There is zero benefit to getting involved.

I would bet the security footage has been deleted to ensure it doesn't get leaked by an entrepreneurial employee.
 
IF Ford is in rehab, I'm pretty sure that they would select the rehab facility with the same sort of diligence that they applied to selecting their website site designer. That is: none. You can bet that he is being "treated" by the quackiest of quacks.

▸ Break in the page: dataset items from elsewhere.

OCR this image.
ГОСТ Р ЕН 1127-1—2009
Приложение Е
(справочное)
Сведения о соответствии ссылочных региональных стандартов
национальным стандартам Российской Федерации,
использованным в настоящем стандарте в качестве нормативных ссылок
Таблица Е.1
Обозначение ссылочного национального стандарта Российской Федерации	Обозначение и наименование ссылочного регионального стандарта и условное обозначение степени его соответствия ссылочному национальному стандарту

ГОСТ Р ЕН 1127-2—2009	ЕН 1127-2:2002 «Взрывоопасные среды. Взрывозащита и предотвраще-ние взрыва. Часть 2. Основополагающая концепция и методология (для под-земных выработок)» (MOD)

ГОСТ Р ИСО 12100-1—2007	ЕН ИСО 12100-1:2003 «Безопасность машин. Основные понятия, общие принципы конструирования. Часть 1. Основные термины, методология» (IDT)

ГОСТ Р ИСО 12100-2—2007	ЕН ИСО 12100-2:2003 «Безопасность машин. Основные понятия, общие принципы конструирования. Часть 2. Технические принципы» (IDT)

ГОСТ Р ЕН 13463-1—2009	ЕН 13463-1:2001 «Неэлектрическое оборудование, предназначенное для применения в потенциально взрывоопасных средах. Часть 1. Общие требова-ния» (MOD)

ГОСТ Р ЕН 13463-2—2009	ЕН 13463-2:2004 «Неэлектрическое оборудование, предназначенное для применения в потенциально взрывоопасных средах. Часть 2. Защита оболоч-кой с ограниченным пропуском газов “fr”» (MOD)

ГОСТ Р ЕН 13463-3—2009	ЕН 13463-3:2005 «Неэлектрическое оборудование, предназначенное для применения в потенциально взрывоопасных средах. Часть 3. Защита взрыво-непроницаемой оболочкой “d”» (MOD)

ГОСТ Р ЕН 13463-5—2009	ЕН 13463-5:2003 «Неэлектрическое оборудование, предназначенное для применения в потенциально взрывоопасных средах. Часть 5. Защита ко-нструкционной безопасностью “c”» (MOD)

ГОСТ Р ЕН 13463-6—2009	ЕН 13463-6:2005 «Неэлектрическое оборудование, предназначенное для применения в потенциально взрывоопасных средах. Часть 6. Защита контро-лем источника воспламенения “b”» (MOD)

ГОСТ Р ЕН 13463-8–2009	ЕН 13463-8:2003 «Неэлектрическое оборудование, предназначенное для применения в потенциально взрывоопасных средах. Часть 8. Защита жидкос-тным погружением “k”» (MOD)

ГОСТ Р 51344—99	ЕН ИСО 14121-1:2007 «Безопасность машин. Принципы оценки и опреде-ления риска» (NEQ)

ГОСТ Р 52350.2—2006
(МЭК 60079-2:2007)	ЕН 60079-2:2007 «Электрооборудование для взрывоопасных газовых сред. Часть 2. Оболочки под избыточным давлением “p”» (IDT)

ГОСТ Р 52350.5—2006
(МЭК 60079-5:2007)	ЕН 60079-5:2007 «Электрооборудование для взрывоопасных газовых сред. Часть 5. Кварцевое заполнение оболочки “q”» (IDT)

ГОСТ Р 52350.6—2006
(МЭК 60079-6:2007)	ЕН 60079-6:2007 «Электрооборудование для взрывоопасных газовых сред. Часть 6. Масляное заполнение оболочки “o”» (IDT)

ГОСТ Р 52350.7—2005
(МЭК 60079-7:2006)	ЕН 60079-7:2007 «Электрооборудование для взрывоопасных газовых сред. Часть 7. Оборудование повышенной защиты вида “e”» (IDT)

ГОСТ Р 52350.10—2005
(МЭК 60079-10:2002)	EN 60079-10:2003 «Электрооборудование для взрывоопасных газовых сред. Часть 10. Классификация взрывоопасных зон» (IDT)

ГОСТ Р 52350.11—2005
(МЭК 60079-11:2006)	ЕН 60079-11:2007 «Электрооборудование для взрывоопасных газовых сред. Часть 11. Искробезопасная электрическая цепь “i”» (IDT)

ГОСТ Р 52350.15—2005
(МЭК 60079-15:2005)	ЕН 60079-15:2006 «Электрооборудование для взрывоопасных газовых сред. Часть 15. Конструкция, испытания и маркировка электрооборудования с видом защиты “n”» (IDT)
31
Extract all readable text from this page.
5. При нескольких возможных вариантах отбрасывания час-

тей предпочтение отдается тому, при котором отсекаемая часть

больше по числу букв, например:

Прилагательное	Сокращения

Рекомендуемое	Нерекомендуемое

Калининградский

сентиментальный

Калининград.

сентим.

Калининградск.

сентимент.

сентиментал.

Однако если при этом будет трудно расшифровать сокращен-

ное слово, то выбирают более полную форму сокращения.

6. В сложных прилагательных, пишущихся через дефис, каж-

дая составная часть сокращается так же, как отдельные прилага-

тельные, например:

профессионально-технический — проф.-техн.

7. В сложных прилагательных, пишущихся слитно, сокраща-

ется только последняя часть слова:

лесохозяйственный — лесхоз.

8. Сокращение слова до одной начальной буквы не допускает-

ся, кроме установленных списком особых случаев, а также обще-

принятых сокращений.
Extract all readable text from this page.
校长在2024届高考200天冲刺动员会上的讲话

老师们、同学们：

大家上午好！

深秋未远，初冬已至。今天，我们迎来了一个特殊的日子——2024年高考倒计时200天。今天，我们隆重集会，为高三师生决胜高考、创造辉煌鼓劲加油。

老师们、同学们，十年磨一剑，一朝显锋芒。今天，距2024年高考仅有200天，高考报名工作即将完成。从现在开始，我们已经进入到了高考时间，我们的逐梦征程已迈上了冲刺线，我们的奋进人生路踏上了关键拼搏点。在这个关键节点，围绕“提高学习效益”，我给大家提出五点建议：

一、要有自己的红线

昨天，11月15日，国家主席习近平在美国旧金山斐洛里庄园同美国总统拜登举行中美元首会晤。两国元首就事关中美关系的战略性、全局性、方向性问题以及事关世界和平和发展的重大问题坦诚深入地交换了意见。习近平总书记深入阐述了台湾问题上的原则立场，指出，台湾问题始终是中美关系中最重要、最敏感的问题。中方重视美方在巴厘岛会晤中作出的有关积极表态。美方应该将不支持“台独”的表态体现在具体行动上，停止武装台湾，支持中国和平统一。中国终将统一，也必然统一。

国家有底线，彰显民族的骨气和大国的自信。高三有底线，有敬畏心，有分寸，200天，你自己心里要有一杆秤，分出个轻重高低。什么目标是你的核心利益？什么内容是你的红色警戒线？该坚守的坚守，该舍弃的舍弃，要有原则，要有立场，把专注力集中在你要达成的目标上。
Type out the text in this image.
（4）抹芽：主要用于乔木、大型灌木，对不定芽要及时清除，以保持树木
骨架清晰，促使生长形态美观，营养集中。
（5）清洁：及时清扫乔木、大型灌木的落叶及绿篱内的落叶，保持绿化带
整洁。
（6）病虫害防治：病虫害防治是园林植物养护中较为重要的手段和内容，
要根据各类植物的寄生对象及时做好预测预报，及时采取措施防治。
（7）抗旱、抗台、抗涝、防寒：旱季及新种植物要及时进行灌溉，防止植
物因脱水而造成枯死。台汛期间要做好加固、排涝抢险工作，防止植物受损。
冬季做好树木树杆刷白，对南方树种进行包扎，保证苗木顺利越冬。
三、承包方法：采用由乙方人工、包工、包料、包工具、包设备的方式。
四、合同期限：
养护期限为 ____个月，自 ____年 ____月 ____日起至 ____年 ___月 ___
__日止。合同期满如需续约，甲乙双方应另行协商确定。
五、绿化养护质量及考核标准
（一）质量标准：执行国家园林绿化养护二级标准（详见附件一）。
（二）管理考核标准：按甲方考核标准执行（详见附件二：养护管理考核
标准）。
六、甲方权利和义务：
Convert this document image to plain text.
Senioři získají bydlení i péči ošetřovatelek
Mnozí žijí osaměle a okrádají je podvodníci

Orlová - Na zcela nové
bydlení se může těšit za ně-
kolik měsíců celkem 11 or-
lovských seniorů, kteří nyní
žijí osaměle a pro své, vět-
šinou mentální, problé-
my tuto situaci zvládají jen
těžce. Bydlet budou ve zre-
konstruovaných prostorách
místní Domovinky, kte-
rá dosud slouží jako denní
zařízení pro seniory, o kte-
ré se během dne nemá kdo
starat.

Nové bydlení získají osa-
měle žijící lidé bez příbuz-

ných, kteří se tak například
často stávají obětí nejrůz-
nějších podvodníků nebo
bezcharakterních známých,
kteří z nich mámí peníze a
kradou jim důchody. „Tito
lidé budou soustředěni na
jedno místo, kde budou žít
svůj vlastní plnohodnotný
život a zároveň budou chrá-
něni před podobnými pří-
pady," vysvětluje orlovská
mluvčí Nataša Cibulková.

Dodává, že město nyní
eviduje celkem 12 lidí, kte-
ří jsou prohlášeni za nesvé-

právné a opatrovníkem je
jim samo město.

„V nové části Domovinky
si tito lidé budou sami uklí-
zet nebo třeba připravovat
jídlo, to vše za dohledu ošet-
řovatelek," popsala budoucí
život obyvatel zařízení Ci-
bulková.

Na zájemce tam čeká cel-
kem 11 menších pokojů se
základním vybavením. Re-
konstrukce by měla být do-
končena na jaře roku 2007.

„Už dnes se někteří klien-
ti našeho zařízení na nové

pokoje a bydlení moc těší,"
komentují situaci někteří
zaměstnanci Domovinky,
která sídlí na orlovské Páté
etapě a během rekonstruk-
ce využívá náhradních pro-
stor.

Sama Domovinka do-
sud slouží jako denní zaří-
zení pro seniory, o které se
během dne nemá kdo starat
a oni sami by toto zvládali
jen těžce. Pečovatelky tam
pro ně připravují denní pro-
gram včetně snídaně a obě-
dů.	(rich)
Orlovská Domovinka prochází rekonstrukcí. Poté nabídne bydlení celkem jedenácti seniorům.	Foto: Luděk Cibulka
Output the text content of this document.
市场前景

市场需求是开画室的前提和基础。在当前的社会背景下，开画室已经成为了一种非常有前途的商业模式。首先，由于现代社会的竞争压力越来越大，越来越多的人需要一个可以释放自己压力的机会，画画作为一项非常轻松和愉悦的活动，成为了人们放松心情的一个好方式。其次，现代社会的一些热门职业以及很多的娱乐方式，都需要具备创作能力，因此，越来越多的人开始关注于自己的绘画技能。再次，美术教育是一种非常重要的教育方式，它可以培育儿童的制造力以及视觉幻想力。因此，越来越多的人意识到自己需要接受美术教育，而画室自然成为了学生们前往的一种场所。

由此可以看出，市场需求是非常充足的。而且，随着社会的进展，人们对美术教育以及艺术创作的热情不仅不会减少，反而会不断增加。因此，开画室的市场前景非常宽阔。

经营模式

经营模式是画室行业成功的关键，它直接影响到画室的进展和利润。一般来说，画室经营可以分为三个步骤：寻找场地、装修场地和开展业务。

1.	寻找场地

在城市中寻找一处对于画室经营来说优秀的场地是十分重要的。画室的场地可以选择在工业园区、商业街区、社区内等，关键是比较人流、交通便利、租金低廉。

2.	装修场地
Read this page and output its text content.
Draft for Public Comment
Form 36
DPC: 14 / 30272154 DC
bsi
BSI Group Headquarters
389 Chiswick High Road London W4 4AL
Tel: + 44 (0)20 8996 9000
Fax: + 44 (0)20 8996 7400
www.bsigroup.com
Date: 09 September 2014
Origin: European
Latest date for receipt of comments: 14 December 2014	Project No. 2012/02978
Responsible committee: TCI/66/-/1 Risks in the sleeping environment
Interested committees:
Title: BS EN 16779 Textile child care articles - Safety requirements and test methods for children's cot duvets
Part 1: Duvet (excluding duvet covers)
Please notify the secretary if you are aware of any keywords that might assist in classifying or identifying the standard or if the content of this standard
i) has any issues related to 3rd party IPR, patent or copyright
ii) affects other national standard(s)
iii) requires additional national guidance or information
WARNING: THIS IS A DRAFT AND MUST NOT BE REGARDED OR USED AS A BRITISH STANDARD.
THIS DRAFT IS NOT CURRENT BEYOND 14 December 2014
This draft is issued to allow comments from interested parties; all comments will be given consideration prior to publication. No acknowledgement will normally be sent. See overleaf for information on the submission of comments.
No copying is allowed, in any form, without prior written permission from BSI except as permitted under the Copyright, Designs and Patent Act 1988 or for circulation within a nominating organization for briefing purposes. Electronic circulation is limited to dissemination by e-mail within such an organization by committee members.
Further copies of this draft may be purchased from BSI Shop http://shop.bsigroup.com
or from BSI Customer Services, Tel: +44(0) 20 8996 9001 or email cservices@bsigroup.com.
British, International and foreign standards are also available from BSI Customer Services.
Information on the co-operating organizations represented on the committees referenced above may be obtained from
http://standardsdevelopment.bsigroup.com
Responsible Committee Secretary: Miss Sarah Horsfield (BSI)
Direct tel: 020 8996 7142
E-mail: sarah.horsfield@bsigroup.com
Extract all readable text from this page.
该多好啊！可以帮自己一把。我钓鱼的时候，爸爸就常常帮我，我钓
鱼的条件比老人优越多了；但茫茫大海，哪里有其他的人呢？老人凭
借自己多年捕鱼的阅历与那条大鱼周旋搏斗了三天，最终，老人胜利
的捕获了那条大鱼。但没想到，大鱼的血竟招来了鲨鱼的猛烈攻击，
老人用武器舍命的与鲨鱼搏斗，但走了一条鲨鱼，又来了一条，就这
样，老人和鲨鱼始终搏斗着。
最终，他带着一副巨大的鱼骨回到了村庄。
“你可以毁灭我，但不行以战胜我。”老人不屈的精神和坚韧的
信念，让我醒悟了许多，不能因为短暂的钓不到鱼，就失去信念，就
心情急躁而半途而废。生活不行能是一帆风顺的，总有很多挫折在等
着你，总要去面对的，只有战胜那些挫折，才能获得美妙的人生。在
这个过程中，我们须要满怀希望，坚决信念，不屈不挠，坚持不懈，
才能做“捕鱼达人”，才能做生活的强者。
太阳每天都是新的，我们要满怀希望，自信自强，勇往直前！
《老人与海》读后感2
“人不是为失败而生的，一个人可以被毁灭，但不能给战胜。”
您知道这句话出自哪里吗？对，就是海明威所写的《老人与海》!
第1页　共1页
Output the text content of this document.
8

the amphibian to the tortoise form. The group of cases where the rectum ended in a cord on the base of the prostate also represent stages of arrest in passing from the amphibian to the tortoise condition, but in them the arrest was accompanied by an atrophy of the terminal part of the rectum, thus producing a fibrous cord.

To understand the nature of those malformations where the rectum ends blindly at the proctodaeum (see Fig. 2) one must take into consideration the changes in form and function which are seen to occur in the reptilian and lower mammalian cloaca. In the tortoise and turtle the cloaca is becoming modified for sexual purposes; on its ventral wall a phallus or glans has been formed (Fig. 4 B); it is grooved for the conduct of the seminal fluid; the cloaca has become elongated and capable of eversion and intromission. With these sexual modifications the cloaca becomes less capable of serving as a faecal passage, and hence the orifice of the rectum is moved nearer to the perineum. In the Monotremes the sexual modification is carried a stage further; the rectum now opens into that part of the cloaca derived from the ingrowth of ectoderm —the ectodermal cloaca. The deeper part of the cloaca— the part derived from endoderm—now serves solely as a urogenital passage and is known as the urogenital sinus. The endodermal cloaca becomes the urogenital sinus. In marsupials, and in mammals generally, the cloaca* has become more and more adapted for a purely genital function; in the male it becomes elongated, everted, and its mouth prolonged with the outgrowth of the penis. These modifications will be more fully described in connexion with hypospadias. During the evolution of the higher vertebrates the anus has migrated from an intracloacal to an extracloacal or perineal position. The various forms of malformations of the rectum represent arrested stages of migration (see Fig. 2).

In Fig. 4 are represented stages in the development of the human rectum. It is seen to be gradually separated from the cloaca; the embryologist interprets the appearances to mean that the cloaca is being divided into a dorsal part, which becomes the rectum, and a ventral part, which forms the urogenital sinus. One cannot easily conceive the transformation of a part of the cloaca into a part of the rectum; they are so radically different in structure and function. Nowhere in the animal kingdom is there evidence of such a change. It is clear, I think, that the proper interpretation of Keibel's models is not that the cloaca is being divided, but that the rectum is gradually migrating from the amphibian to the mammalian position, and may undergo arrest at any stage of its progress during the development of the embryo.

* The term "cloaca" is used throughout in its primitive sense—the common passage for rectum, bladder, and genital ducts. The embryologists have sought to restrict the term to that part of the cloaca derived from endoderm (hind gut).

Seriously, can these guys do *anything* in a competent manner?
 
Someone here a few hours ago (astutely) observed that Tim Horton's would not wish to get involved politically by releasing the tapes, but I'm thinking now that it's only political if it counters what a politicians is saying. There's nothing controversial about saying "yes, we can confirm councillor ford's account, it was him in the store".

It was me.

At the very, very most, they would issue such a confirmation only if Doug asked them to and they were satisfied that it was irrefutably true. (Even then I think it is more likely that their PR people would advise them instead to say that they do not use surveillance recording for such purposes and never comment on such things.) He won't ask anyway, because (a) that would interfere with his absurd contention that he has never lied to anyone (and so whatever he says is to be taken as true just because he says it and therefore there is no need for corroboration) and (b) in fact he lies constantly and it is not true that it was him.